Para mais, “algumas doenças que provocam falta de cortisol podem ainda provocar outras manifestações, sendo uma delas a alteração da pigmentação, geralmente na pele, mas também nas próprias gengivas”, alerta o autor da página “Hormonas em bom português”.
A falta de cortisol é particularmente perigosa nas tais situações de stress biológico.
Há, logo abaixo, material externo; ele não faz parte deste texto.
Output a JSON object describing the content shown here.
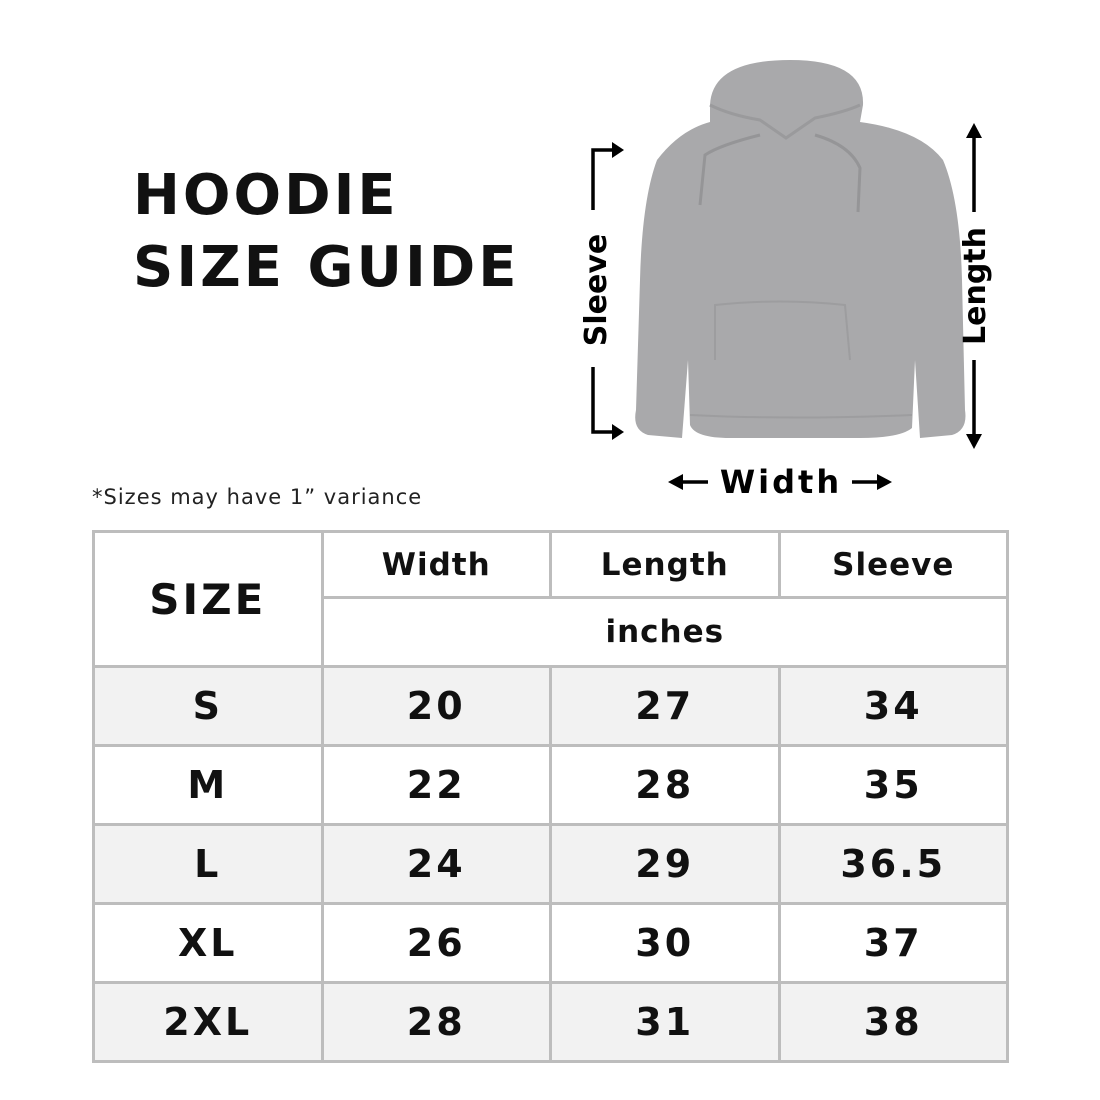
{
  "title": {
    "line1": "HOODIE",
    "line2": "SIZE GUIDE"
  },
  "diagram": {
    "sleeve_label": "Sleeve",
    "length_label": "Length",
    "width_label": "Width",
    "garment_color": "#a9a9ab"
  },
  "note": "*Sizes may have 1” variance",
  "table": {
    "size_header": "SIZE",
    "columns": [
      "Width",
      "Length",
      "Sleeve"
    ],
    "unit": "inches",
    "rows": [
      {
        "size": "S",
        "width": "20",
        "length": "27",
        "sleeve": "34"
      },
      {
        "size": "M",
        "width": "22",
        "length": "28",
        "sleeve": "35"
      },
      {
        "size": "L",
        "width": "24",
        "length": "29",
        "sleeve": "36.5"
      },
      {
        "size": "XL",
        "width": "26",
        "length": "30",
        "sleeve": "37"
      },
      {
        "size": "2XL",
        "width": "28",
        "length": "31",
        "sleeve": "38"
      }
    ]
  }
}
Isto porque “não tendo a hormona do stress” para “ajudar o corpo a montar uma resposta contra a infeção”, os riscos “vão ser muito maiores e a pessoa vai ter um maior risco de mortalidade associada à infeção”, esclarece.
Quando se deve ou não controlar os níveis de cortisol?
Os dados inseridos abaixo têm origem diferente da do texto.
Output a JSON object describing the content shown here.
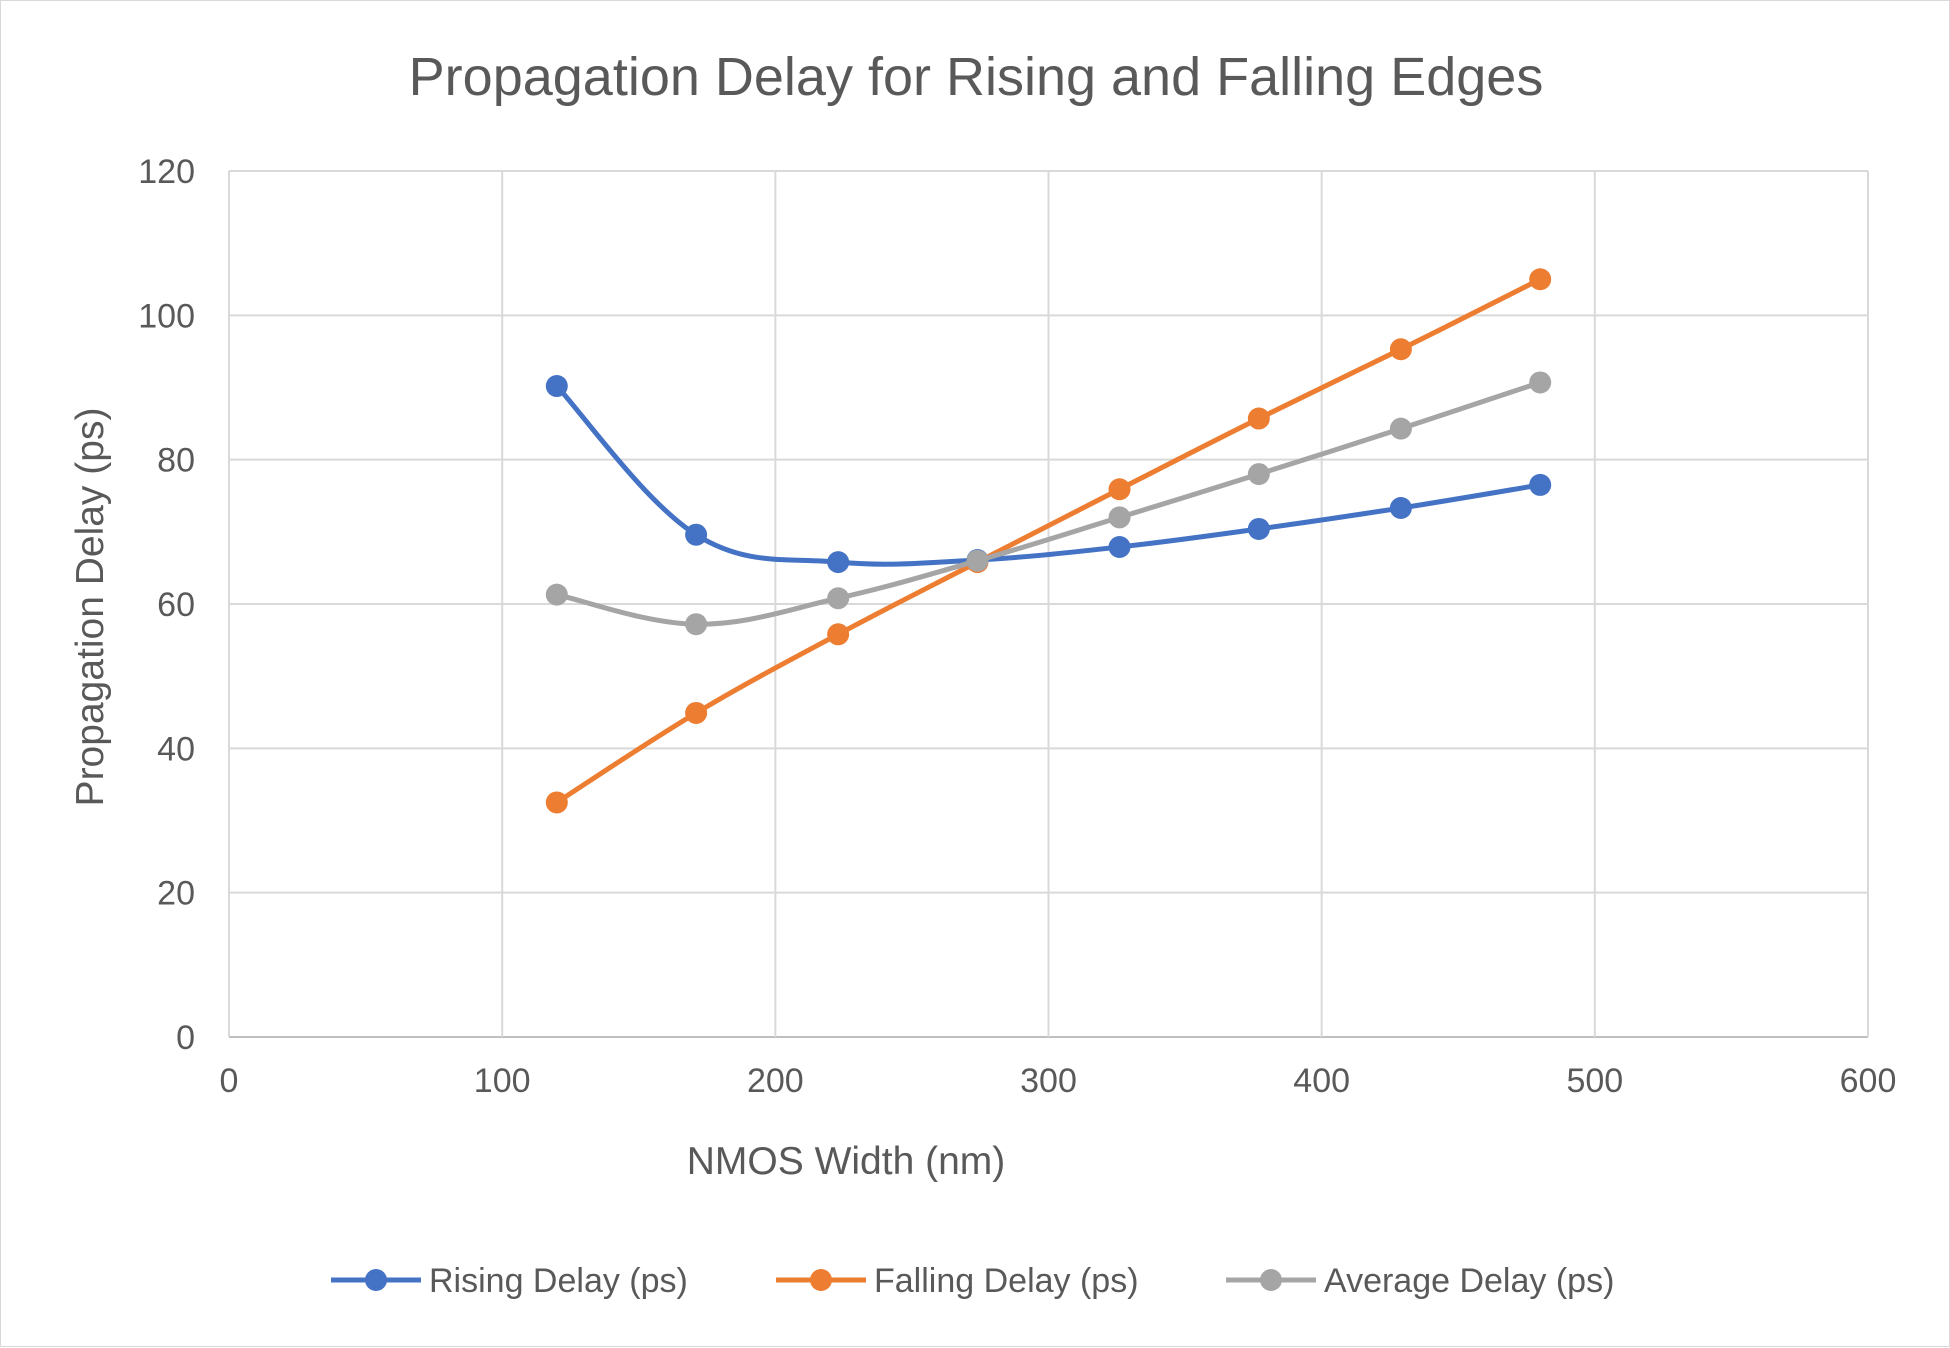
{
  "chart_data": {
    "type": "line",
    "title": "Propagation Delay for Rising and Falling Edges",
    "xlabel": "NMOS Width (nm)",
    "ylabel": "Propagation Delay (ps)",
    "xlim": [
      0,
      600
    ],
    "ylim": [
      0,
      120
    ],
    "xticks": [
      0,
      100,
      200,
      300,
      400,
      500,
      600
    ],
    "yticks": [
      0,
      20,
      40,
      60,
      80,
      100,
      120
    ],
    "x": [
      120,
      171,
      223,
      274,
      326,
      377,
      429,
      480
    ],
    "grid": true,
    "smooth": true,
    "markers": true,
    "legend_position": "bottom",
    "series": [
      {
        "name": "Rising Delay (ps)",
        "color": "#4472c4",
        "values": [
          90.2,
          69.6,
          65.8,
          66.1,
          67.9,
          70.4,
          73.3,
          76.5
        ]
      },
      {
        "name": "Falling Delay (ps)",
        "color": "#ed7d31",
        "values": [
          32.5,
          44.9,
          55.8,
          65.8,
          75.9,
          85.7,
          95.3,
          105.0
        ]
      },
      {
        "name": "Average Delay (ps)",
        "color": "#a5a5a5",
        "values": [
          61.3,
          57.2,
          60.8,
          66.0,
          72.0,
          78.0,
          84.3,
          90.7
        ]
      }
    ]
  }
}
O endocrinologista questionado pelo Viral garante que “a variação dos níveis de cortisol não é necessariamente sinal de doença”. Portanto, existem dois motivos para o cortisol aumentar ou descer: as doenças (já referidas); e as causas fisiológicas (que são normais).
Antes de mais, é preciso ter em conta que “o cortisol é uma hormona com uma flutuação circadiana nos seus níveis”. O que significa isto? “Que os valores do cortisol em circulação vão variar de acordo com a hora do dia”.
Geralmente, o cortisol está “mais alto no início da manhã, ao longo do dia vai diminuindo e à noite apresenta níveis mais baixos”.
Este é um dos motivos pelo qual “quando temos uma infeção é mais frequente termos febre à noite, ou ao fim do dia, porque é quando os níveis de cortisol estão mais baixos”, conta o especialista.
Além disso, existem outros fatores que influenciam os níveis desta hormona, como: o exercício físico, “principalmente o exercício muito intenso”; o “stress” (profissional e psicológico); a dieta (“os açúcares aumentam os níveis de cortisol”); e o “sono de baixa qualidade”.
Para mais, “se tivermos uma doença crónica como a diabetes isso também pode ter impacto nos níveis de cortisol”. Neste caso, “pode subir o cortisol como resposta e não como causa da doença”, esclarece.
Então, o que é um valor normal de cortisol? Segundo o médico, “depende do contexto: se a pessoa tem uma infeção respiratória, da hora do dia, se a pessoa fez exercício, depende de muitas coisas”.
E deve tentar-se controlar os níveis de cortisol? A resposta de Francisco Sousa Santos é “depende”. Porquê? “Se houver uma doença que está a provocar a produção de cortisol a mais ou a menos, então aí, sim, temos de controlar os níveis”.
Para isso, em situações de fraca produção de cortisol pode recorrer-se a “medicação”, refere. No caso de haver produção em excesso, “intervém-se de forma cirúrgica” ou também através de fármacos.
Contudo, “se me perguntar se devemos controlar os níveis de cortisol numa pessoa saudável, eu respondo-lhe que não”, frisa. Isto porque, “se a pessoa não tem uma situação patológica de produção de cortisol a mais ou a menos, o corpo é inteligente ao ponto de se autorregular”, conclui.